Python Monte Carlo Simulation Loop

Question

I am working on a simple Monte-Carlo simulation script, which I will later on extend for a larger project. The script is a basic crawler trying to get from point A to point B in a grid. The coordinates of point A is (1,1) (this is top left corner), and the coordinates of point B is (n,n) (this is bottom right corner, n is the size of the grid).

Once the crawler starts moving, there are four options, it can go left, right, up or down (no diagonal movement allowed). If any of these four options satisfy the following:

1. The new point should still be within the boundries of the n x n grid
2. The new point should not be visited previously

the new point will be selected randomly among the remaining valid options (as far as I know Python uses the Mersenne Twister algorithm for picking random numbers).

I would like to run the simulation for 1,000,000 times (the code below runs for 100 only), and each iteration should be terminated either:

1. The crawler gets stuck (no valid options for movement)
2. The crawler gets to the final destination (n,n) on the grid.

I thought I implemented the algorithm correctly, but obviously something is wrong. No matter how many times I run the simulations (100 or 1,000,000), I only get 1 successful event wehere the crawler manages to get to the end, and rest of the attempts (99, or 999,999) is unsuccessful.

I bet there is something simple I am missing out, but cannot see it for some reason. Any ideas?

Thanks a bunch!

EDIT: Some typos in the text were corrected.

import random

i = 1 # initial coordinate top left corner
j = 1 # initial coordinate top left corner
k = 0 # counter for number of simulations
n = 3 # Grid size

foundRoute = 0 # counter for number of cases where the final point is reached
gotStuck = 0 # counter for number of cases where no valid options found
coordList = [[i, j]]

while k < 100:
    while True:
        validOptions = []

        opt1 = [i - 1, j]
        opt2 = [i, j + 1]
        opt3 = [i + 1, j]
        opt4 = [i, j - 1]

        # Check 4 possible options out of bound and re-visited coordinates are
        # discarded:

        if opt1[0] != 0 and opt1[0] <= n and opt1[1] != 0 and opt1[1] <= n:
            if not opt1 in coordList:
                validOptions.append(opt1)

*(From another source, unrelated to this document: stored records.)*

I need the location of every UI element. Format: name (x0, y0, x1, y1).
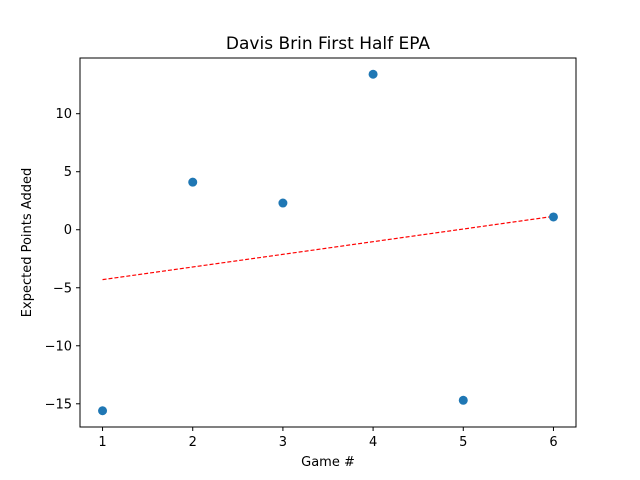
y-tick-label: 10 (55, 107, 72, 122)
axes-frame (79, 57, 577, 428)
data-point-game-2 (188, 177, 198, 187)
y-tick-label: 0 (64, 223, 72, 238)
chart-title: Davis Brin First Half EPA (226, 34, 431, 54)
data-point-game-6 (548, 212, 558, 222)
trend-line (102, 215, 554, 281)
y-tick-label: 5 (64, 165, 72, 180)
plot-area (98, 69, 558, 416)
y-tick-label: −10 (45, 339, 72, 354)
y-tick-label: −15 (45, 397, 72, 412)
data-point-game-5 (458, 395, 468, 405)
x-tick-label: 4 (369, 435, 377, 450)
data-point-game-4 (368, 69, 378, 79)
data-point-game-1 (98, 406, 108, 416)
y-axis: −15 −10 −5 0 5 10 (45, 107, 80, 412)
x-axis-label: Game # (301, 455, 355, 470)
y-axis-label: Expected Points Added (20, 168, 35, 317)
x-axis: 1 2 3 4 5 6 (98, 427, 558, 450)
x-tick-label: 6 (549, 435, 557, 450)
x-tick-label: 1 (98, 435, 106, 450)
x-tick-label: 2 (189, 435, 197, 450)
data-point-game-3 (278, 198, 288, 208)
x-tick-label: 3 (279, 435, 287, 450)
y-tick-label: −5 (53, 281, 72, 296)
x-tick-label: 5 (459, 435, 467, 450)
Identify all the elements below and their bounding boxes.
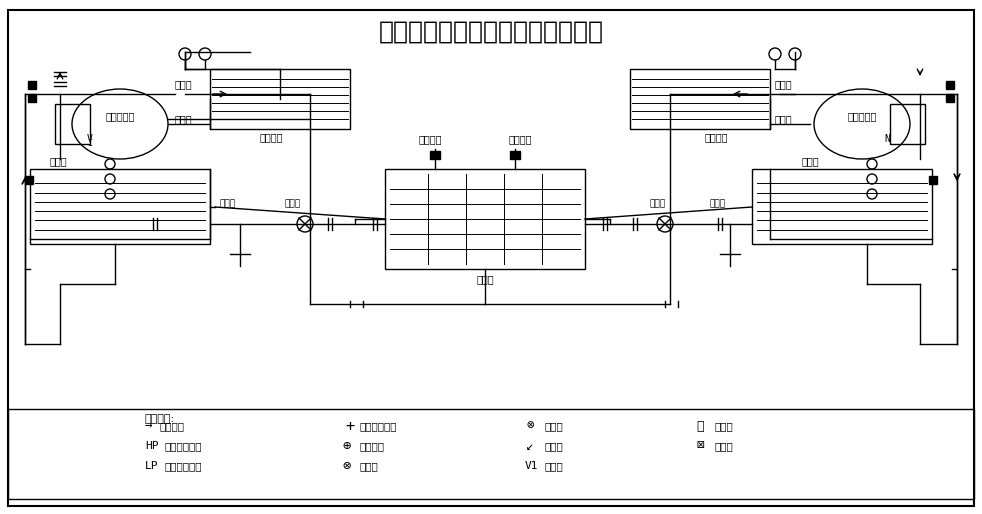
Text: 止回阀: 止回阀 xyxy=(545,441,564,451)
Text: LP: LP xyxy=(145,461,158,471)
Bar xyxy=(28,81,36,89)
Text: 膨胀阀: 膨胀阀 xyxy=(285,199,301,209)
Bar xyxy=(752,169,932,244)
Circle shape xyxy=(867,159,877,169)
Text: 扩口螺母连接: 扩口螺母连接 xyxy=(360,421,398,431)
Text: 符号说明:: 符号说明: xyxy=(145,414,175,424)
Text: 冷冻水出: 冷冻水出 xyxy=(418,134,442,144)
Text: 冷冻水入: 冷冻水入 xyxy=(509,134,531,144)
Text: 螺杆压缩机: 螺杆压缩机 xyxy=(105,111,135,121)
Bar xyxy=(210,69,350,129)
Text: 安全阀: 安全阀 xyxy=(545,461,564,471)
Text: 热回收器: 热回收器 xyxy=(705,132,729,142)
Text: ↙: ↙ xyxy=(526,439,534,452)
Text: 电磁阀: 电磁阀 xyxy=(545,421,564,431)
Text: V1: V1 xyxy=(525,461,538,471)
Text: 热回收器: 热回收器 xyxy=(260,132,284,142)
Circle shape xyxy=(657,216,673,232)
Text: ⊗: ⊗ xyxy=(526,419,534,432)
Circle shape xyxy=(769,48,781,60)
Ellipse shape xyxy=(814,89,910,159)
Text: 膨胀阀: 膨胀阀 xyxy=(360,461,379,471)
Bar xyxy=(28,94,36,102)
Text: +: + xyxy=(346,418,355,433)
Text: 螺杆压缩機: 螺杆压缩機 xyxy=(847,111,877,121)
Text: 热回收型水冷式螺杆机工作原理图: 热回收型水冷式螺杆机工作原理图 xyxy=(378,20,604,44)
Text: 蒸发器: 蒸发器 xyxy=(476,274,494,284)
Bar xyxy=(929,176,937,184)
Text: 热水出: 热水出 xyxy=(775,79,792,89)
Circle shape xyxy=(105,159,115,169)
Bar xyxy=(510,151,520,159)
Text: 乙: 乙 xyxy=(696,419,704,432)
Text: 冷凝器: 冷凝器 xyxy=(802,156,820,166)
Text: ⊗: ⊗ xyxy=(343,459,352,473)
Circle shape xyxy=(179,48,191,60)
Bar xyxy=(385,169,585,269)
Circle shape xyxy=(105,189,115,199)
Bar xyxy=(25,176,33,184)
Text: 热水出: 热水出 xyxy=(175,79,192,89)
Text: 过滤器: 过滤器 xyxy=(710,199,726,209)
Text: V: V xyxy=(87,134,93,144)
Text: ⊠: ⊠ xyxy=(696,439,704,452)
Text: 冷凝器: 冷凝器 xyxy=(50,156,68,166)
Circle shape xyxy=(105,174,115,184)
Bar xyxy=(890,104,925,144)
Text: HP: HP xyxy=(145,441,158,451)
Text: I: I xyxy=(87,139,92,149)
Text: 截止阀: 截止阀 xyxy=(715,441,734,451)
Text: 高压压力开关: 高压压力开关 xyxy=(165,441,202,451)
Text: 过滤器: 过滤器 xyxy=(220,199,236,209)
Bar xyxy=(8,409,974,499)
Text: 冷媒流向: 冷媒流向 xyxy=(160,421,185,431)
Text: 低压压力开关: 低压压力开关 xyxy=(165,461,202,471)
Bar xyxy=(946,81,954,89)
Circle shape xyxy=(867,174,877,184)
Text: 膨胀阀: 膨胀阀 xyxy=(650,199,666,209)
Ellipse shape xyxy=(72,89,168,159)
Bar xyxy=(30,169,210,244)
Text: 发兰连接: 发兰连接 xyxy=(360,441,385,451)
Circle shape xyxy=(867,189,877,199)
Text: 易熔塞: 易熔塞 xyxy=(715,421,734,431)
Text: 热水入: 热水入 xyxy=(775,114,792,124)
Bar xyxy=(430,151,440,159)
Bar xyxy=(946,94,954,102)
Text: →: → xyxy=(145,419,152,432)
Text: 热水入: 热水入 xyxy=(175,114,192,124)
Circle shape xyxy=(297,216,313,232)
Text: N: N xyxy=(884,134,890,144)
Text: ⊕: ⊕ xyxy=(343,439,352,453)
Circle shape xyxy=(199,48,211,60)
Bar xyxy=(630,69,770,129)
Circle shape xyxy=(789,48,801,60)
Bar xyxy=(55,104,90,144)
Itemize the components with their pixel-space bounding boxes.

        if opt2[0] != 0 and opt2[0] <= n and opt2[1] != 0 and opt2[1] <= n:
            if not opt2 in coordList:
                validOptions.append(opt2)

        if opt3[0] != 0 and opt3[0] <= n and opt3[1] != 0 and opt3[1] <= n:
            if not opt3 in coordList:
                validOptions.append(opt3)

        if opt4[0] != 0 and opt4[0] <= n and opt4[1] != 0 and opt4[1] <= n:
            if not opt4 in coordList:
                validOptions.append(opt4)

        # Break loop if there are no valid options
        if len(validOptions) == 0:
            gotStuck = gotStuck + 1
            break

        # Get random coordinate among current valid options
        newCoord = random.choice(validOptions)

        # Append new coordinate to the list of grid points visited (to be used
        # for checks)
        coordList.append(newCoord)

        # Break loop if lower right corner of the grid is reached
        if newCoord == [n, n]:
            foundRoute = foundRoute + 1
            break

        # If the loop is not broken, assign new coordinates
        i = newCoord[0]
        j = newCoord[1]
    k = k + 1

print 'Route found %i times' % foundRoute
print 'Route not found %i times' % gotStuck

Answer 1

Your problem is that you're never clearing out your visited locations. Change your block that breaks out of the the inner while loop to look something like this:

 if len(validOptions) == 0:
     gotStuck = gotStuck + 1
     coordList = [[1,1]]
     i,j = (1,1)
     break

You'll also need to change your block where you succeed:

if newCoord == [n, n]:
    foundRoute = foundRoute + 1
    coordList = [[1,1]]
    i,j = (1,1)
    break

Alternatively, you could simply place this code right before your inner while loop. The start of your code would then look like:

k = 0 # counter for number of simulations
n = 3 # Grid size  
foundRoute = 0 # counter for number of cases where the final point is reached
gotStuck = 0 # counter for number of cases where no valid options found
while k < 100:
    i,j = (1,1) 
    coordList = [[i,j]]
    while True:
        #Everything else